Define 'Killing' →
Farhood Manjoo has a piece in PandoDaily that runs with the idea that Google should close off Android and start licensing it like Microsoft does with Windows Phone:
So here’s Google’s opportunity: It could charge phone makers $10 per Android license, raising the total per-copy cost of Android to between $20 and $25. Sure, Samsung, HTC and others may balk, but what are they going to do about the added cost? Going to Windows would be more expensive and confusing to their businesses. As an inducement, Google could also begin settlement negotiations with Microsoft and other patent litigants to reduce Android’s licensing costs. Given all this, phone manufacturers would stick with Android—and Google would make a killing.
By killing, Manjoo clearly doesn’t mean a killing like the one Apple is making off the iPhone — though that’s the company Manjoo compares Google to earlier in his piece:
The numbers ought to ring alarm bells in Mountain View. They prove the folly of Google’s Android business model: Free and “open” (or clopen) may make money someday, but it’s hard to see how it’s ever going to make Apple-like profits.
Let’s assume that Google licenses their phones at ten bucks per and vendors are able to sell 250 million Android phones next year. Google would get $2.5 billion in revenue from licenses. Then they’d get another $2.5 billion from ads. That’s $5 billion a year. The only way that’s “killing it” is if you completely remove Apple from the comparison. The Cupertino folks had $24 billion and change in sales from the iPhone — in one quarter.

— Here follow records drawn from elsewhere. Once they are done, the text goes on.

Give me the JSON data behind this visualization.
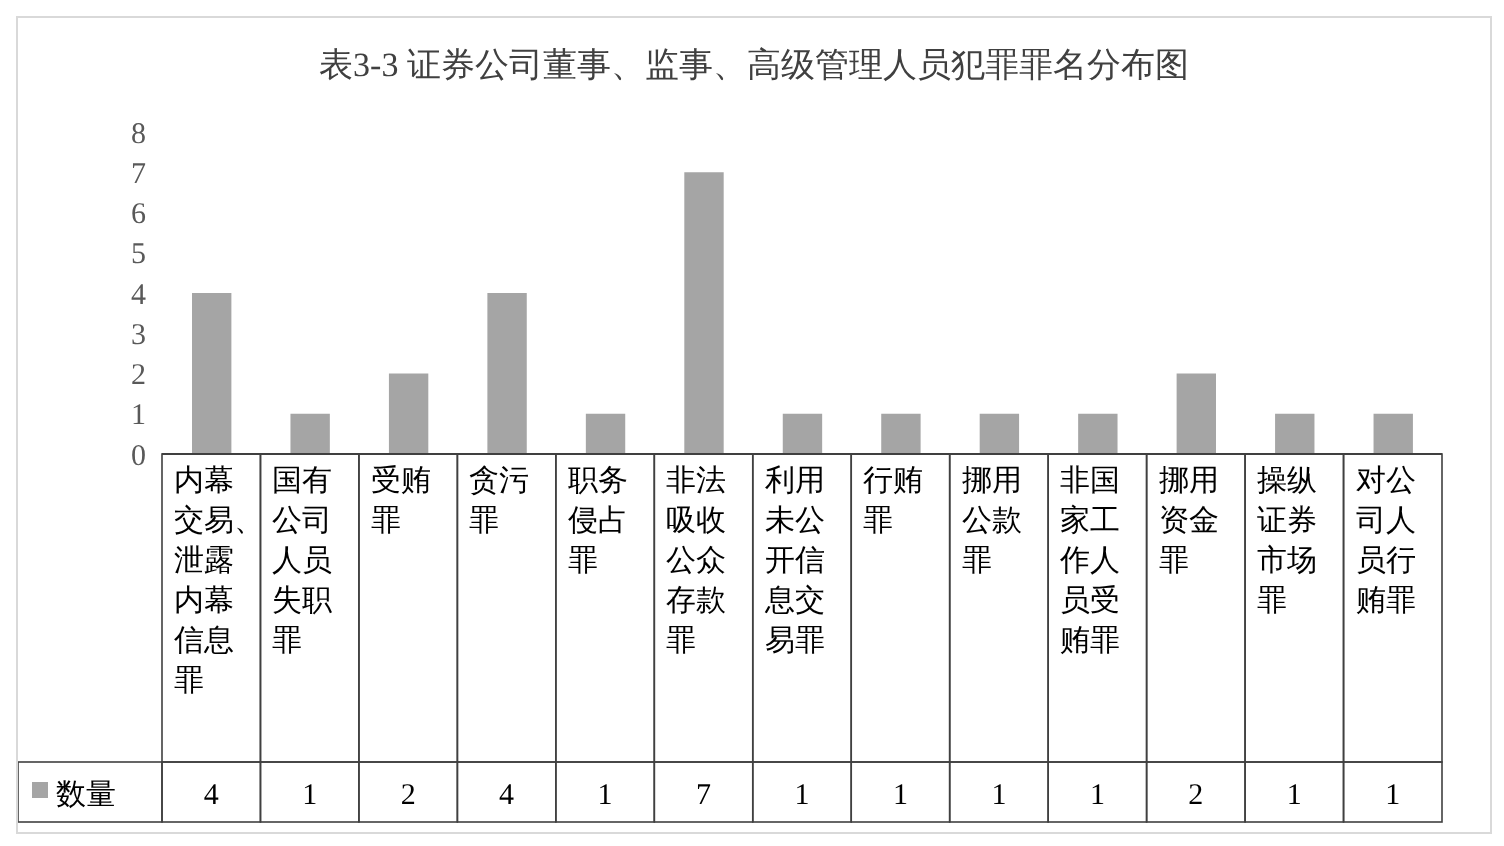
{
  "chart_data": {
    "type": "bar",
    "title": "表3-3 证券公司董事、监事、高级管理人员犯罪罪名分布图",
    "categories": [
      "内幕交易、泄露内幕信息罪",
      "国有公司人员失职罪",
      "受贿罪",
      "贪污罪",
      "职务侵占罪",
      "非法吸收公众存款罪",
      "利用未公开信息交易罪",
      "行贿罪",
      "挪用公款罪",
      "非国家工作人员受贿罪",
      "挪用资金罪",
      "操纵证券市场罪",
      "对公司人员行贿罪"
    ],
    "series": [
      {
        "name": "数量",
        "color": "#a5a5a5",
        "values": [
          4,
          1,
          2,
          4,
          1,
          7,
          1,
          1,
          1,
          1,
          2,
          1,
          1
        ]
      }
    ],
    "ylim": [
      0,
      8
    ],
    "yticks": [
      0,
      1,
      2,
      3,
      4,
      5,
      6,
      7,
      8
    ],
    "grid": false,
    "legend": "bottom left",
    "data_labels": true
  }
}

There’s only one way to make Apple-like profits in the phone business and that’s with an Apple-like approach: complete control of hardware and software.
And to this point by Manjoo:
Sure, Samsung, HTC and others may balk, but what are they going to do about the added cost?
Hmm, lemme think. I’m just spitballing here, but maybe they could take the OS that’s already been opened, fork it and say goodbye to Google with a “fuck you very much”?